El evangelio relata cristalinamente el pasaje de las bodas en Galilea. En él, Jesús transforma el agua en el vino que hacía falta para seguir la celebración; se especifica que sólo él guarda el mejor vino para el último momento, a diferencia de otros. Ese fue, según se cuenta, el primer milagro realizado por Cristo. Siguiendo la lógica moderna, supongo que Jesús tendría que ser, en este caso, el hombre bonachón que no permite que la falta de vino sea un obstáculo para seguir la fiesta. Jesús muestra su misericordia y su caridad en una obra sencilla de simpatía; el milagro puede ignorarse, u omitirse.

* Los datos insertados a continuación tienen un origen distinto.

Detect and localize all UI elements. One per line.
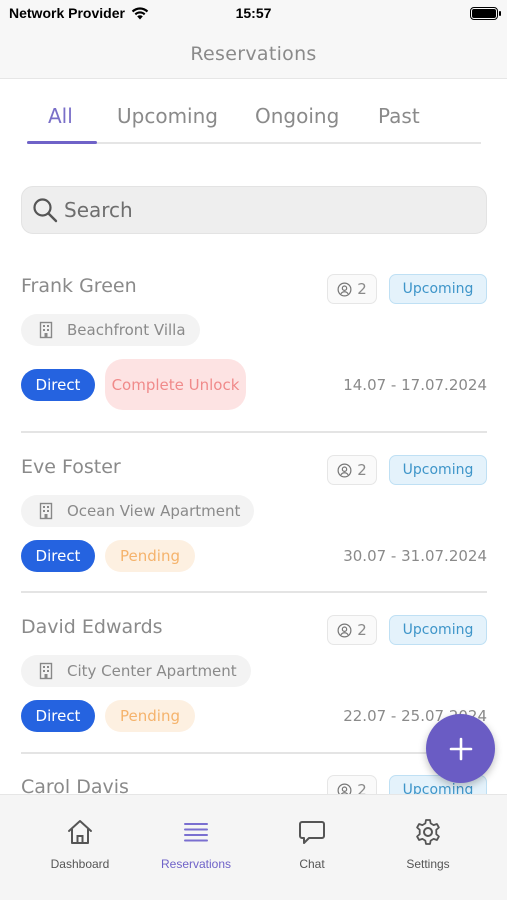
guest-count: 2 (327, 455, 377, 485)
status-bar: Network Provider 15:57 (0, 0, 507, 30)
nav-header: Reservations (0, 30, 507, 79)
search-bar[interactable] (21, 186, 487, 234)
building-icon (39, 502, 53, 520)
property-name: Ocean View Apartment (67, 502, 241, 520)
tab-chat[interactable]: Chat (257, 817, 367, 871)
tab-label: Reservations (160, 857, 232, 871)
guest-count: 2 (327, 615, 377, 645)
user-circle-icon (337, 623, 352, 637)
chat-bubble-icon (299, 821, 325, 844)
add-reservation-button[interactable] (426, 714, 495, 783)
tab-label: Dashboard (50, 857, 110, 871)
home-icon (68, 820, 92, 844)
tab-all[interactable]: All (48, 104, 73, 128)
tab-upcoming[interactable]: Upcoming (117, 104, 218, 128)
reservation-dates: 14.07 - 17.07.2024 (343, 376, 487, 394)
channel-badge: Direct (21, 369, 95, 401)
battery-icon (470, 7, 501, 20)
tab-label: Chat (299, 857, 325, 871)
tab-ongoing[interactable]: Ongoing (255, 104, 339, 128)
user-circle-icon (337, 463, 352, 477)
guest-count-value: 2 (357, 461, 367, 479)
building-icon (39, 321, 53, 339)
divider (21, 752, 487, 754)
lock-state-badge: Complete Unlock (105, 359, 246, 410)
property-chip: City Center Apartment (21, 655, 251, 687)
divider (21, 431, 487, 433)
clock: 15:57 (235, 5, 272, 21)
page-title: Reservations (190, 43, 317, 65)
tab-settings[interactable]: Settings (373, 817, 483, 871)
user-circle-icon (337, 282, 352, 296)
divider (21, 591, 487, 593)
guest-name: Eve Foster (21, 456, 121, 478)
building-icon (39, 662, 53, 680)
reservation-card[interactable]: Eve Foster 2 Upcoming Ocean View Apartme… (21, 455, 487, 596)
status-badge: Upcoming (389, 455, 487, 485)
status-badge: Upcoming (389, 274, 487, 304)
reservation-card[interactable]: David Edwards 2 Upcoming City Center Apa… (21, 615, 487, 756)
status-badge: Upcoming (389, 615, 487, 645)
bottom-tab-bar: Dashboard Reservations Chat Settings (0, 794, 507, 900)
guest-count: 2 (327, 274, 377, 304)
channel-badge: Direct (21, 700, 95, 732)
property-chip: Ocean View Apartment (21, 495, 255, 527)
lock-state-badge: Pending (105, 540, 195, 572)
tab-dashboard[interactable]: Dashboard (25, 817, 135, 871)
guest-name: Frank Green (21, 275, 137, 297)
lock-state-badge: Pending (105, 700, 195, 732)
guest-count-value: 2 (357, 280, 367, 298)
filter-tabs: All Upcoming Ongoing Past (27, 100, 481, 144)
channel-badge: Direct (21, 540, 95, 572)
plus-icon (449, 737, 472, 760)
reservation-dates: 30.07 - 31.07.2024 (343, 547, 487, 565)
gear-icon (416, 819, 440, 845)
property-chip: Beachfront Villa (21, 314, 200, 346)
search-icon (33, 198, 58, 223)
reservation-card[interactable]: Frank Green 2 Upcoming Beachfront Villa … (21, 274, 487, 435)
tab-past[interactable]: Past (378, 104, 420, 128)
search-input[interactable] (64, 198, 444, 222)
guest-count-value: 2 (357, 621, 367, 639)
list-icon (184, 823, 208, 842)
guest-name: David Edwards (21, 616, 163, 638)
property-name: City Center Apartment (67, 662, 237, 680)
active-tab-indicator (27, 141, 97, 144)
tab-label: Settings (406, 857, 450, 871)
property-name: Beachfront Villa (67, 321, 186, 339)
tab-reservations[interactable]: Reservations (141, 817, 251, 871)
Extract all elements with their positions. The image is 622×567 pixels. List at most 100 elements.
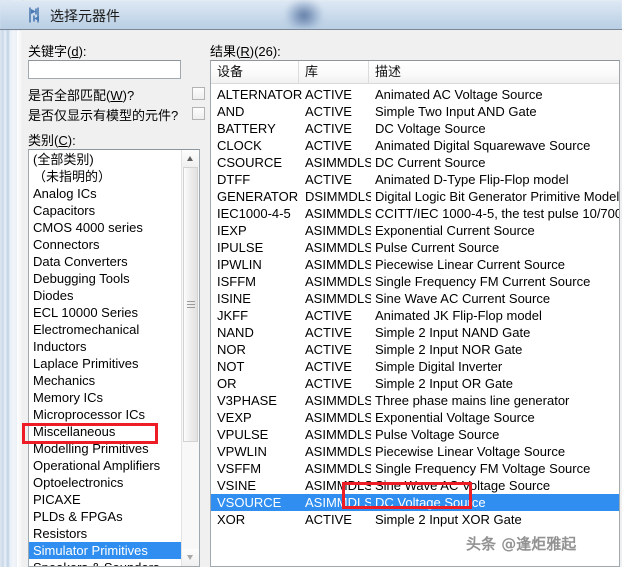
cell-library: ACTIVE (305, 171, 371, 188)
cell-library: ASIMMDLS (305, 443, 371, 460)
cell-description: Exponential Voltage Source (375, 409, 619, 426)
category-item[interactable]: Resistors (29, 525, 181, 542)
cell-device: XOR (217, 511, 303, 528)
cell-description: Sine Wave AC Voltage Source (375, 477, 619, 494)
category-item[interactable]: PLDs & FPGAs (29, 508, 181, 525)
only-modelled-checkbox[interactable] (192, 107, 205, 120)
results-row[interactable]: ISFFMASIMMDLSSingle Frequency FM Current… (211, 273, 619, 290)
category-item[interactable]: Data Converters (29, 253, 181, 270)
cell-device: VPWLIN (217, 443, 303, 460)
results-row[interactable]: BATTERYACTIVEDC Voltage Source (211, 120, 619, 137)
category-item-selected[interactable]: Simulator Primitives (29, 542, 181, 559)
results-rows: ALTERNATORACTIVEAnimated AC Voltage Sour… (211, 86, 619, 528)
results-row[interactable]: VSFFMASIMMDLSSingle Frequency FM Voltage… (211, 460, 619, 477)
results-row[interactable]: ISINEASIMMDLSSine Wave AC Current Source (211, 290, 619, 307)
component-picker-icon (27, 6, 45, 24)
cell-library: ASIMMDLS (305, 256, 371, 273)
cell-library: ACTIVE (305, 86, 371, 103)
results-row[interactable]: IEC1000-4-5ASIMMDLSCCITT/IEC 1000-4-5, t… (211, 205, 619, 222)
cell-description: Simple Digital Inverter (375, 358, 619, 375)
cell-device: VSINE (217, 477, 303, 494)
category-item[interactable]: (全部类别) (29, 151, 181, 168)
category-listbox[interactable]: (全部类别)（未指明的）Analog ICsCapacitorsCMOS 400… (28, 149, 200, 567)
cell-library: ACTIVE (305, 324, 371, 341)
cell-device: VSFFM (217, 460, 303, 477)
results-row[interactable]: VSINEASIMMDLSSine Wave AC Voltage Source (211, 477, 619, 494)
category-item[interactable]: PICAXE (29, 491, 181, 508)
results-row[interactable]: XORACTIVESimple 2 Input XOR Gate (211, 511, 619, 528)
category-scroll-thumb[interactable] (183, 167, 198, 442)
category-item[interactable]: Debugging Tools (29, 270, 181, 287)
results-row[interactable]: IPWLINASIMMDLSPiecewise Linear Current S… (211, 256, 619, 273)
results-row[interactable]: CLOCKACTIVEAnimated Digital Squarewave S… (211, 137, 619, 154)
category-label: 类别(C): (28, 130, 76, 149)
cell-library: ACTIVE (305, 103, 371, 120)
category-item[interactable]: CMOS 4000 series (29, 219, 181, 236)
category-item[interactable]: Capacitors (29, 202, 181, 219)
results-row[interactable]: GENERATORDSIMMDLSDigital Logic Bit Gener… (211, 188, 619, 205)
category-item[interactable]: Speakers & Sounders (29, 559, 181, 567)
cell-library: ACTIVE (305, 120, 371, 137)
results-row[interactable]: NORACTIVESimple 2 Input NOR Gate (211, 341, 619, 358)
category-scroll-down-button[interactable] (182, 549, 199, 566)
results-row[interactable]: JKFFACTIVEAnimated JK Flip-Flop model (211, 307, 619, 324)
category-scrollbar[interactable] (181, 150, 199, 566)
results-row[interactable]: IEXPASIMMDLSExponential Current Source (211, 222, 619, 239)
results-label: 结果(R)(26): (210, 41, 281, 60)
category-item[interactable]: Operational Amplifiers (29, 457, 181, 474)
cell-description: Single Frequency FM Voltage Source (375, 460, 619, 477)
category-item[interactable]: Diodes (29, 287, 181, 304)
results-row[interactable]: NOTACTIVESimple Digital Inverter (211, 358, 619, 375)
category-item[interactable]: Optoelectronics (29, 474, 181, 491)
column-header-library[interactable]: 库 (299, 61, 369, 83)
category-scroll-up-button[interactable] (182, 150, 199, 167)
cell-device: GENERATOR (217, 188, 303, 205)
results-row[interactable]: ALTERNATORACTIVEAnimated AC Voltage Sour… (211, 86, 619, 103)
category-item[interactable]: （未指明的） (29, 168, 181, 185)
cell-library: ASIMMDLS (305, 222, 371, 239)
cell-library: ACTIVE (305, 511, 371, 528)
cell-description: DC Voltage Source (375, 494, 619, 511)
cell-description: Pulse Current Source (375, 239, 619, 256)
cell-device: VEXP (217, 409, 303, 426)
results-row-selected[interactable]: VSOURCEASIMMDLSDC Voltage Source (211, 494, 619, 511)
category-item[interactable]: Connectors (29, 236, 181, 253)
category-item[interactable]: Inductors (29, 338, 181, 355)
cell-description: Animated JK Flip-Flop model (375, 307, 619, 324)
category-item[interactable]: Microprocessor ICs (29, 406, 181, 423)
cell-device: CSOURCE (217, 154, 303, 171)
results-row[interactable]: V3PHASEASIMMDLSThree phase mains line ge… (211, 392, 619, 409)
cell-device: JKFF (217, 307, 303, 324)
watermark: 头条 @逢炬雅起 (466, 533, 576, 554)
category-item[interactable]: Miscellaneous (29, 423, 181, 440)
cell-description: DC Voltage Source (375, 120, 619, 137)
dialog-content: 关键字(d): 是否全部匹配(W)? 是否仅显示有模型的元件? 类别(C): (… (22, 30, 622, 567)
column-header-device[interactable]: 设备 (211, 61, 299, 83)
category-item[interactable]: Laplace Primitives (29, 355, 181, 372)
category-item[interactable]: Memory ICs (29, 389, 181, 406)
results-row[interactable]: CSOURCEASIMMDLSDC Current Source (211, 154, 619, 171)
cell-description: Animated AC Voltage Source (375, 86, 619, 103)
results-row[interactable]: NANDACTIVESimple 2 Input NAND Gate (211, 324, 619, 341)
cell-device: ALTERNATOR (217, 86, 303, 103)
cell-library: ASIMMDLS (305, 426, 371, 443)
category-item[interactable]: Analog ICs (29, 185, 181, 202)
category-item[interactable]: Mechanics (29, 372, 181, 389)
cell-device: ISINE (217, 290, 303, 307)
results-row[interactable]: ANDACTIVESimple Two Input AND Gate (211, 103, 619, 120)
category-item[interactable]: ECL 10000 Series (29, 304, 181, 321)
window-title: 选择元器件 (50, 6, 120, 26)
category-item[interactable]: Modelling Primitives (29, 440, 181, 457)
match-all-checkbox[interactable] (192, 87, 205, 100)
results-listview[interactable]: 设备 库 描述 ALTERNATORACTIVEAnimated AC Volt… (210, 60, 620, 567)
results-row[interactable]: IPULSEASIMMDLSPulse Current Source (211, 239, 619, 256)
column-header-description[interactable]: 描述 (369, 61, 619, 83)
results-row[interactable]: ORACTIVESimple 2 Input OR Gate (211, 375, 619, 392)
results-row[interactable]: VPWLINASIMMDLSPiecewise Linear Voltage S… (211, 443, 619, 460)
results-row[interactable]: VEXPASIMMDLSExponential Voltage Source (211, 409, 619, 426)
keyword-label: 关键字(d): (28, 41, 87, 60)
keyword-input[interactable] (28, 60, 181, 79)
results-row[interactable]: DTFFACTIVEAnimated D-Type Flip-Flop mode… (211, 171, 619, 188)
results-row[interactable]: VPULSEASIMMDLSPulse Voltage Source (211, 426, 619, 443)
category-item[interactable]: Electromechanical (29, 321, 181, 338)
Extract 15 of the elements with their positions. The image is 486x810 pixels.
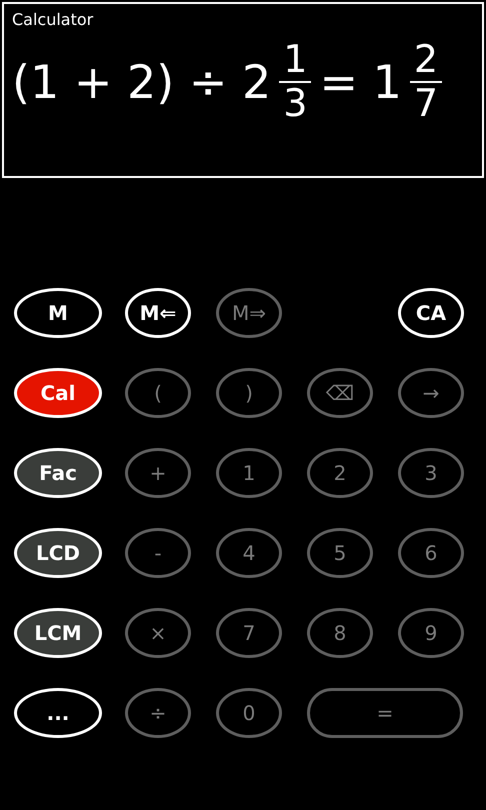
mode-button[interactable]: Fac xyxy=(14,448,102,498)
more-button[interactable]: ... xyxy=(14,688,102,738)
denominator: 3 xyxy=(283,82,308,125)
memory-button[interactable]: M xyxy=(14,288,102,338)
expression-text: = 1 xyxy=(319,54,402,109)
mode-button[interactable]: Cal xyxy=(14,368,102,418)
numerator: 1 xyxy=(279,39,312,83)
denominator: 7 xyxy=(414,82,438,125)
mode-button[interactable]: LCD xyxy=(14,528,102,578)
expression-text: (1 + 2) ÷ 2 xyxy=(12,54,272,109)
numerator: 2 xyxy=(410,39,442,83)
app-title: Calculator xyxy=(12,10,94,29)
memory-button[interactable]: M⇐ xyxy=(125,288,191,338)
clear-all-button[interactable]: CA xyxy=(398,288,464,338)
mode-button[interactable]: LCM xyxy=(14,608,102,658)
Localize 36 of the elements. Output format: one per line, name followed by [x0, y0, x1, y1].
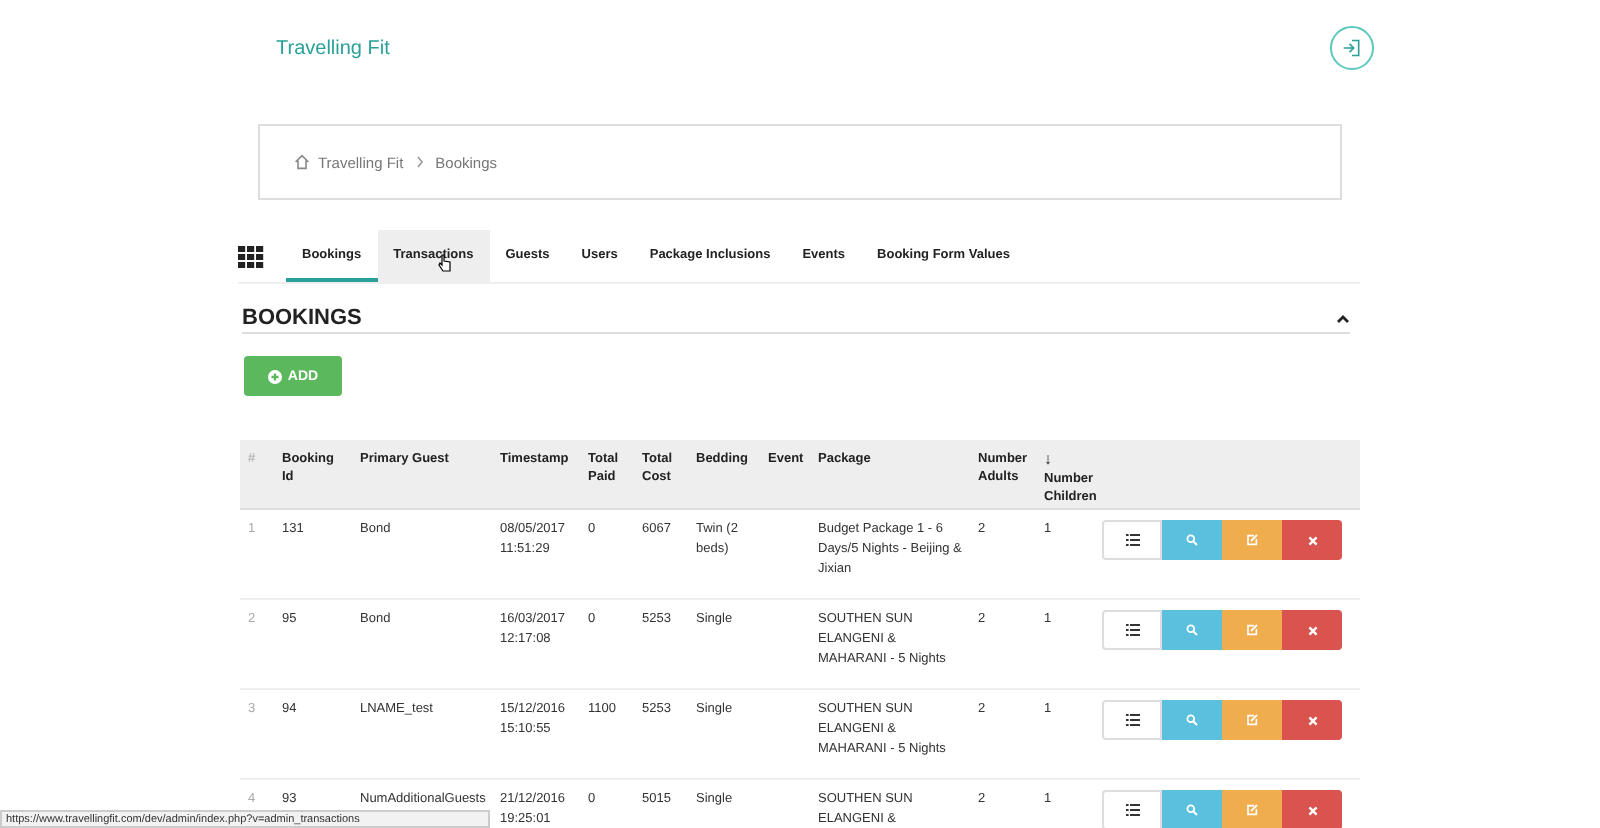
- apps-grid-icon[interactable]: [238, 245, 264, 267]
- delete-button[interactable]: [1282, 610, 1342, 650]
- plus-circle-icon: [267, 369, 282, 383]
- list-button[interactable]: [1102, 700, 1162, 740]
- home-icon: [294, 154, 310, 170]
- list-icon: [1125, 624, 1139, 636]
- search-icon: [1186, 714, 1198, 726]
- list-button[interactable]: [1102, 790, 1162, 828]
- edit-button[interactable]: [1222, 610, 1282, 650]
- edit-icon: [1246, 534, 1258, 546]
- list-button[interactable]: [1102, 520, 1162, 560]
- edit-button[interactable]: [1222, 790, 1282, 828]
- list-icon: [1125, 714, 1139, 726]
- logout-icon: [1342, 38, 1362, 58]
- delete-button[interactable]: [1282, 700, 1342, 740]
- edit-icon: [1246, 624, 1258, 636]
- edit-button[interactable]: [1222, 700, 1282, 740]
- edit-icon: [1246, 714, 1258, 726]
- close-icon: [1307, 625, 1317, 635]
- close-icon: [1307, 715, 1317, 725]
- search-icon: [1186, 624, 1198, 636]
- close-icon: [1307, 535, 1317, 545]
- section-title: BOOKINGS: [242, 306, 362, 330]
- list-icon: [1125, 804, 1139, 816]
- edit-button[interactable]: [1222, 520, 1282, 560]
- list-icon: [1125, 534, 1139, 546]
- close-icon: [1307, 805, 1317, 815]
- list-button[interactable]: [1102, 610, 1162, 650]
- logout-button[interactable]: [1330, 26, 1374, 70]
- edit-icon: [1246, 804, 1258, 816]
- search-icon: [1186, 804, 1198, 816]
- delete-button[interactable]: [1282, 790, 1342, 828]
- delete-button[interactable]: [1282, 520, 1342, 560]
- chevron-icon: [415, 156, 424, 168]
- search-icon: [1186, 534, 1198, 546]
- collapse-icon[interactable]: [1336, 313, 1350, 323]
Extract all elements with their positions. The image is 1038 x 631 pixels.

Después de la furia romántica, Nietzsche aprovecha para burlarse de más de uno de nosotros. La imagen magnética del hombre dionisíaco se antoja como el idilio transgresor del “espíritu de la música”. El resultado de la añoranza de lo dionisíaco, de aquella disolución de lo individual, sirve muy bien de pretexto para el establecimiento de una vida regida por la disolución, por creer que es ese el modo perfecto de consumir fatuamente la vida, o de denostar el bienestar burgués. Pero hay mucho de problema con la perversión de esta imagen, hecha por el esteta dionisíaco: que su tragedia ha perdido la causa, pues su fantasía pagana ya no tiene dioses. El vino que servía como elemento necesario en el sacramento de Dionisio ya no tiene olor; la negrura del elogio que Nietzsche hace de la tragedia ante el racionalismo socrático mediante Dioniso se pervierte con la simple comodidad del inconformismo o del nihilismo moderno.

Nuestra relación con lo festivo y lo alegre del vino tiene en realidad la siguiente función: el de servir de anestésico para las penas de nuestra senescente adolescencia. Creo que no hace falta ser demasiado circunspecto para notar que nuestras tertulias, que dicen utilizar el vino como catalizador de la amistad y la convivencia de los dogmas, no son más que la máscara de lo triste que es nuestra visión del amigo. Es falso que sólo en el exceso balsámico uno sea más fraternal y sincero: si es así, vivimos entre canallas. En la defensa del exceso perdemos el verdadero placer del vino en la alegría de una celebración: que él no es necesario para ser feliz. Nuestras fiestas no entienden el placer del vino porque él se ha convertido en la señal de que ya no hay motivo alguno para celebrar.

Entender a Sócrates como el héroe de la razón ante el vino puede tener parentesco con esto. Los detractores del vino en favor del sentido común y la salud pueden sacar un ejemplo fácilmente de esa imagen misteriosa del filósofo. En ese caso, sólo negamos el hecho de que Sócrates bebió en una reunión en donde se habló del tema que le era propio: Eros. Los admiradores de lo racional y del bienestar pierden de vista que no es principalmente el vino lo que derrumba la inteligencia, sino que hasta puede servir como vinculo fogoso de la discusión; sin caer, en esto último, en las ridiculeces del que quiere discusión y amistad en el vino al tiempo que cree que nada vale la pena. En el caso del milagro que transmuta el agua en vino, se agrava nuestra distancia en relación con el relato. ¿Qué importancia puede tener que sea ese el primer milagro realizado por Jesús? Quizás ese buen vino que Jesús otorga a los esponsales esté vinculado con su buena nueva. Tal vez si Jesús permite que la celebración de la boda continúe es porque en él se haya la verdadera alegría, implicada en el milagro y en el misterio de su encarnación. Tal vez él venga a decirles tanto a los racionalistas de la medida como a los falsos paganos que en el vino, que también representa un sacramento, se celebra que todo vale la pena.